Remember that “staging” addresses the appearance of the house and not necessarily other problems, which might become evident during an inspection. An inspection will uncover most defects that eventually may have to be repaired. In this way you can have the repairs done before a potential buyer’s inspection uncovers a defect that might cause a buyer to either change his mind or to want a substantial repair allowance deducted from the price. It is a signal to buyers that you are a responsible, reputable seller. It also allows you to have plenty of time to schedule any work that might need to be done.

Offer a residential service contract to buyers. This guarantees the major appliances in your home as well as other systems and structures. You can also include coverage for your house while it is on the market so you don’t have to pay for any unexpected repairs.

Marketing the Home

Now the fun begins. Here are some ideas that can be used to promote your home.

It is important for you to keep your house in perfect condition everyday because buyers or agents might come by at any time. Keep the kitchen clean, make your bed every morning and keep clutter out of sight. It is especially important to keep pets and pet odors under control. Some wonderful added touches are fresh flowers and potpourri or freshly baked cookies.

As agents and potential buyers begin visiting your home either virtually on the Internet or in person, try to obtain feedback from the buyers. Make changes to the showing state, condition, and price as feedback deems necessary.

The Offer and Negotiation

You have an offer, now what? Sometimes the buyer will offer you the asking price and have no special requests. In this case, you sign that you accept the offer. Sometimes, the buyer’s offer is a lower price and might have other requests. You should consider what is best for you and make a counter offer. Consider carefully your response because if you counter offer, there is no guarantee that the buyer will respond again. Also remember that, once agreed upon and signed by all parties, an offer becomes a legally binding contract. Never get involved in oral offers and negotiation. If you verbally accept an offer, a buyer has no legal obligation to buy the house and may want to continue to bargain with you to see how low a price you will accept.

No matter how well you have prepared your house and how fairly you have priced it, there is always the possibility of receiving a low offer.

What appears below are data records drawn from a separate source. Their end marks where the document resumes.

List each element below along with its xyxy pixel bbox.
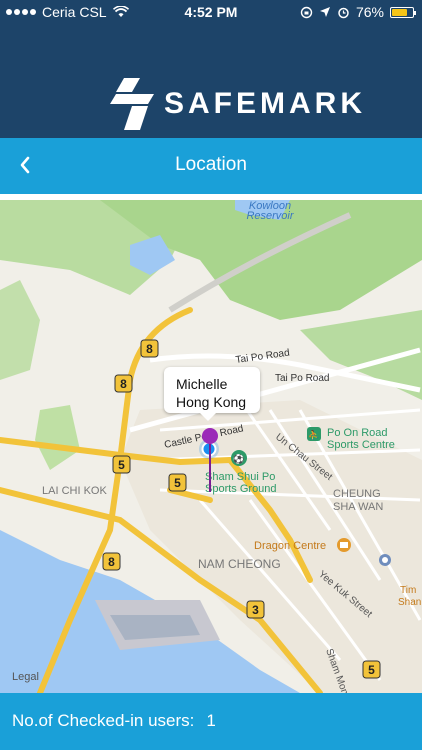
label-tai-po-road: Tai Po Road bbox=[275, 373, 329, 384]
route-shield-label: 5 bbox=[174, 476, 181, 490]
label-nam-cheong: NAM CHEONG bbox=[198, 557, 281, 571]
route-shield-label: 8 bbox=[120, 377, 127, 391]
brand-name: SAFEMARK bbox=[164, 87, 366, 120]
status-bar: Ceria CSL 4:52 PM 76% bbox=[0, 0, 422, 26]
route-shield-label: 3 bbox=[252, 603, 259, 617]
shopping-bag-icon[interactable] bbox=[337, 538, 351, 552]
sports-centre-icon[interactable]: ⛹ bbox=[307, 427, 321, 441]
route-shield-label: 8 bbox=[146, 342, 153, 356]
battery-percent: 76% bbox=[355, 4, 384, 20]
route-shield: 3 bbox=[246, 600, 265, 619]
orientation-lock-icon bbox=[300, 6, 313, 18]
location-arrow-icon bbox=[319, 7, 330, 17]
label-sha-wan: SHA WAN bbox=[333, 501, 383, 513]
pin-callout[interactable]: Michelle Hong Kong bbox=[164, 367, 260, 421]
label-reservoir: Reservoir bbox=[246, 210, 294, 222]
status-right: 76% bbox=[300, 4, 416, 20]
route-shield-label: 8 bbox=[108, 555, 115, 569]
label-lai-chi-kok: LAI CHI KOK bbox=[42, 485, 107, 497]
label-cheung: CHEUNG bbox=[333, 488, 381, 500]
checked-in-label: No.of Checked-in users: bbox=[12, 711, 195, 730]
svg-text:⛹: ⛹ bbox=[308, 429, 319, 440]
alarm-icon bbox=[338, 7, 349, 18]
label-tim: Tim bbox=[400, 585, 416, 596]
safemark-logo-icon bbox=[110, 78, 154, 130]
route-shield-label: 5 bbox=[118, 458, 125, 472]
svg-text:⚽: ⚽ bbox=[232, 453, 244, 464]
sports-ground-icon[interactable]: ⚽ bbox=[231, 450, 247, 466]
label-sports-ground: Sports Ground bbox=[205, 483, 277, 495]
callout-place: Hong Kong bbox=[176, 394, 247, 410]
page-title: Location bbox=[175, 154, 247, 175]
route-shield: 5 bbox=[112, 455, 131, 474]
route-shield: 5 bbox=[168, 473, 187, 492]
route-shield-label: 5 bbox=[368, 663, 375, 677]
label-sham-shui-po: Sham Shui Po bbox=[205, 471, 275, 483]
route-shield: 8 bbox=[114, 374, 133, 393]
brand-logo: SAFEMARK bbox=[110, 78, 366, 130]
checked-in-footer: No.of Checked-in users: 1 bbox=[0, 693, 422, 750]
brand-header: SAFEMARK bbox=[0, 26, 422, 138]
label-po-on-road: Po On Road bbox=[327, 427, 388, 439]
route-shield: 5 bbox=[362, 660, 381, 679]
label-dragon-centre: Dragon Centre bbox=[254, 540, 326, 552]
battery-icon bbox=[390, 6, 416, 18]
nav-bar: Location bbox=[0, 138, 422, 194]
label-sports-centre: Sports Centre bbox=[327, 439, 395, 451]
route-shield: 8 bbox=[140, 339, 159, 358]
battery-fill bbox=[392, 8, 408, 16]
route-shield: 8 bbox=[102, 552, 121, 571]
callout-name: Michelle bbox=[176, 376, 228, 392]
checked-in-count: 1 bbox=[206, 711, 216, 730]
transit-icon[interactable] bbox=[379, 554, 391, 566]
legal-link[interactable]: Legal bbox=[12, 671, 39, 683]
map-canvas[interactable]: ⛹ ⚽ 8 8 5 5 8 3 5 Kowloon Reservoir Tai … bbox=[0, 200, 422, 693]
label-shan: Shan bbox=[398, 597, 421, 608]
map-view[interactable]: ⛹ ⚽ 8 8 5 5 8 3 5 Kowloon Reservoir Tai … bbox=[0, 200, 422, 693]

It could be a limit to the buyer’s ability to purchase. Don’t take it personally and react angrily. This is business, it’s not personal. You can either reject the offer or make a counter-offer. Try to find out as much as you can as to why the offer was low. Certainly if other offers come in very low or if your home is not being shown or not receiving any offers consider adjusting the pricing.

Once the buyer and seller agree on the terms, the buyer will have the home inspected. If there are any problems that are found during this time period then the buyer can withdraw from the contract. The buyer might request that you complete certain repairs before closing or that you contribute a certain sum of money at closing to cover these repairs. If this happens, try not to let contract fall through. After the limited time period is up, the buyer is legally bound to buy your house unless they are denied financing. In the event of cancellation, the buyer would lose any earnest money. One exception to this is in the case of the buyer not receiving funding from the lenders. In that case then the buyer is not held responsible. For this reason, always ask the buyer’s agent for a letter showing that the potential buyer has been prequalified for a loan and, once a contract is signed, ask the buyer’s agent to keep you informed of the buyer’s loan application progress.

Closing

The exciting day is finally here! Verify in advance that all of the paperwork is in order. Request a copy of the HUD1 statement sheet so that you can read over it before closing. Feel free to ask any questions either before the closing or during the closing itself. Typically this is when you relinquish possession of the house so take the keys to give to the new owner.